Session: Benchmarking & cross-cutting Group 1 (Isotope modelling, COMPARE)
Author: Martin Werner / firstname.lastname@example.org / Alfred Wegener Institute, Helmholtz Centre for Polar and Marine Research
Co-author: Paul Gierz, Alfred Wegener Institute, Helmholtz Centre for Polar and Marine Research;
Gregor Knorr, Alfred Wegener Institute, Helmholtz Centre for Polar and Marine Research;
Xu Zhang, Alfred Wegener Institute, Helmholtz Centre for Polar and Marine Research;
Gerrit Lohmann, Alfred Wegener Institute, Helmholtz Centre for Polar and Marine Research;
Atmospheric and oceanic general circulation models (GCMs) enhanced by the capability to explicitly simulate the hydrological cycle of the two stable water isotopes H218O and HDO can provide an improved understanding regarding changes of the water isotope signals in various paleoclimate archives. However, so far the number of fully coupled atmosphere-ocean GCMs with explicit water isotope diagnostics is very limited. Such coupled models are required for a more comprehensive simulation of both past climates as well as related isotope changes in the Earth’s hydrological cycle.

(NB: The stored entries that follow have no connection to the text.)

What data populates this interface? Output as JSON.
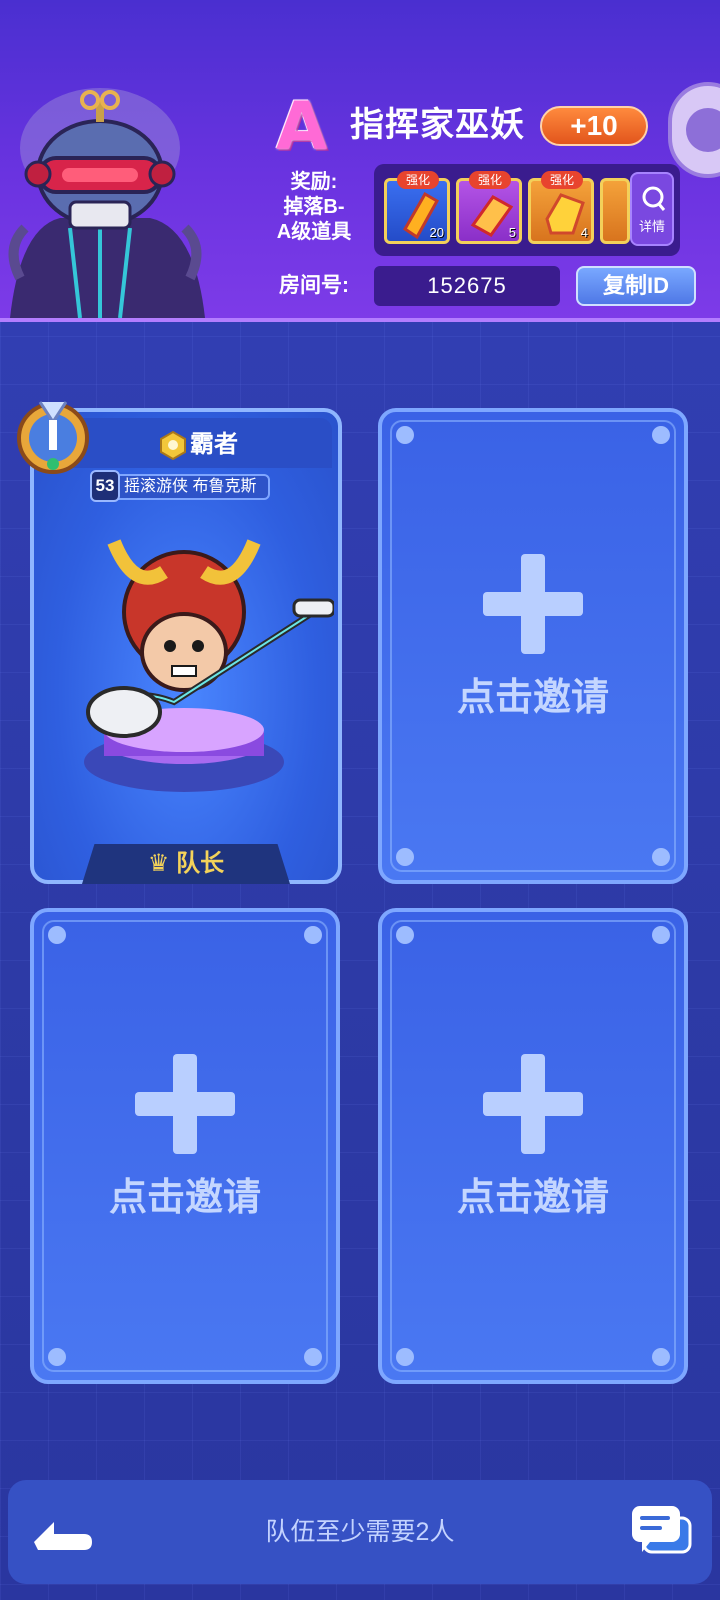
{
  "header": {
    "grade": "A",
    "boss_name": "指挥家巫妖",
    "bonus": "+10",
    "reward_label": "奖励:\n掉落B-\nA级道具",
    "reward_items": [
      {
        "tag": "强化",
        "count": "20",
        "style": "blue"
      },
      {
        "tag": "强化",
        "count": "5",
        "style": "purple"
      },
      {
        "tag": "强化",
        "count": "4",
        "style": "orange"
      }
    ],
    "detail_label": "详情",
    "room_label": "房间号:",
    "room_number": "152675",
    "copy_id_label": "复制ID"
  },
  "leader_slot": {
    "title": "霸者",
    "level": "53",
    "player_name": "摇滚游侠 布鲁克斯",
    "role": "队长"
  },
  "empty_slots": [
    {
      "invite": "点击邀请"
    },
    {
      "invite": "点击邀请"
    },
    {
      "invite": "点击邀请"
    }
  ],
  "footer": {
    "hint": "队伍至少需要2人"
  },
  "colors": {
    "header_bg": "#6a33e0",
    "page_bg": "#2f3fae",
    "slot_bg": "#3a62e6",
    "bonus_orange": "#e2551c",
    "copy_blue": "#4f78e6",
    "grade_pink": "#ff6ad6"
  },
  "icons": [
    "lich-boss-portrait",
    "gem-item-icon",
    "search-icon",
    "rank-medal-icon",
    "crown-icon",
    "back-arrow-icon",
    "chat-icon",
    "avatar-bubble-icon",
    "plus-icon"
  ]
}
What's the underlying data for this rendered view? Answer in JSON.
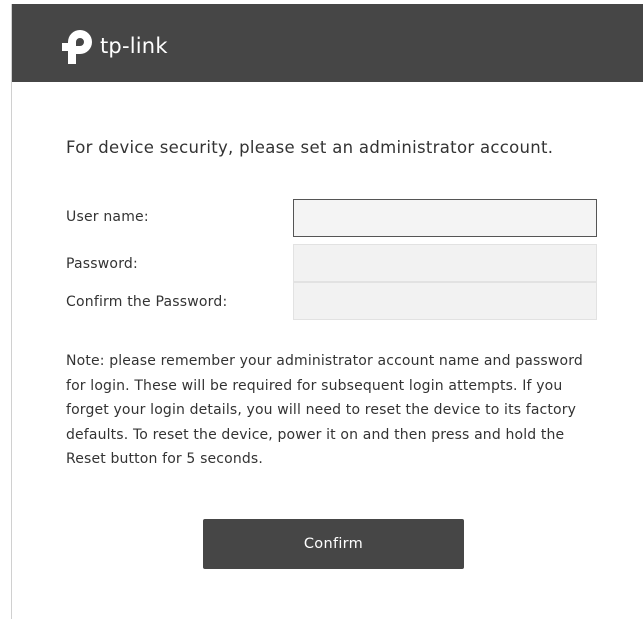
{
  "header": {
    "brand_text": "tp-link",
    "logo_icon": "tp-link-logo-icon",
    "background_color": "#464646"
  },
  "form": {
    "intro_text": "For device security, please set an administrator account.",
    "fields": [
      {
        "label": "User name:",
        "value": "",
        "placeholder": ""
      },
      {
        "label": "Password:",
        "value": "",
        "placeholder": ""
      },
      {
        "label": "Confirm the Password:",
        "value": "",
        "placeholder": ""
      }
    ],
    "note": "Note: please remember your administrator account name and password for login. These will be required for subsequent login attempts. If you forget your login details, you will need to reset the device to its factory defaults. To reset the device, power it on and then press and hold the Reset button for 5 seconds.",
    "confirm_label": "Confirm"
  },
  "colors": {
    "primary": "#464646",
    "text": "#333333",
    "input_background": "#f2f2f2"
  }
}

Here, we report results of a set of paleoclimate simulations performed with the ECHAM5/MPI-OM model, enhanced by explicit water isotope diagnostics. The set of simulations include the PMIP target periods of the Last Millennium, the Mid-Holocene, the Last Glacial Maximum, the Last Interglacial, as well as a series of freshwater hosing experiments, mimicking past Heinrich events. In our model analyses we focus on the relation between spatial and temporal changes of water isotopes and key climate variables, e.g. land and ocean surface temperatures, precipitation amounts, and oceanic salinity. First results indicate that the spatial relation between the isotopic composition of precipitation and surface temperatures in mid- to high-latitudinal regions has remained rather constant over time, while temporal isotope-temperature relations have varied more strongly. Based on these analyses we explore how the explicit simulation of water isotopes within GCMs may contribute to an improved data-model comparison and understanding of past climate changes within the future framework of PMIP.